I pitched her this story and as I turned around, because I was pitching kind of some visuals on the computer, and she's crying and I thought, "Oh no, did she get like a bad text or something?" She really responded emotionally and she said, "Sorry, I just think it's really beautiful that you guys are making a story that tells kids that it's difficult to grow up and it's OK to be sad about it." We were like, "Quick! Write that down." Because that was really what we were trying to say.

This, of course, is why Inside Out hits a golden nugget in what would otherwise be a standard format for kids entertainment.

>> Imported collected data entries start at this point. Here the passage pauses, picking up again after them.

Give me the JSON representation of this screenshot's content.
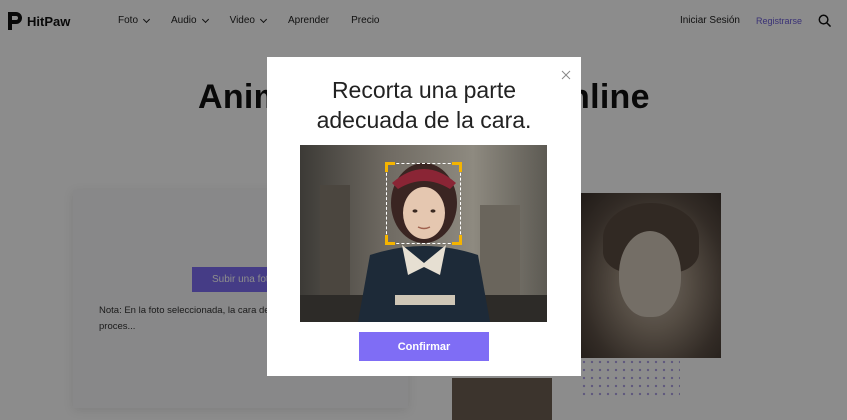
{
  "brand": {
    "name": "HitPaw"
  },
  "nav": {
    "items": [
      {
        "label": "Foto",
        "dropdown": true
      },
      {
        "label": "Audio",
        "dropdown": true
      },
      {
        "label": "Video",
        "dropdown": true
      },
      {
        "label": "Aprender",
        "dropdown": false
      },
      {
        "label": "Precio",
        "dropdown": false
      }
    ],
    "login": "Iniciar Sesión",
    "register": "Registrarse"
  },
  "hero": {
    "title_left": "Anim",
    "title_right": "nline"
  },
  "upload": {
    "button": "Subir una foto",
    "note": "Nota: En la foto seleccionada, la cara debe ... contrario, no se puede proces..."
  },
  "modal": {
    "title_line1": "Recorta una parte",
    "title_line2": "adecuada de la cara.",
    "close": "X",
    "confirm": "Confirmar"
  },
  "colors": {
    "accent": "#7f6df5",
    "crop_handle": "#f5b400",
    "link": "#6a5bd8"
  }
}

While the idea of enlightening any children may not be extremely realistic, putting faces to their emotions could help when it comes to dealing with hard changes in life; the first move to a new place, making friends, or even anticipating a stressful event can be a lot for young kids.

“You know, when you have kids, you feel like you wish you could freeze time, make time stand still,” said Rivera. “That’s obviously not the right thing to do. So just the fact that [this film] made me think of all these things, it really lit me up.”

The honesty, emotional investment, and mass collaborative effort of the creative team are on display throughout the course of the film, reflecting real-life events that so many of us can relate to. Inside Out doesn’t just provide a great source of entertainment - it’s also a comforting, honest story about growing up and accepting the changing, developing environment inside of one’s mind as these events play out.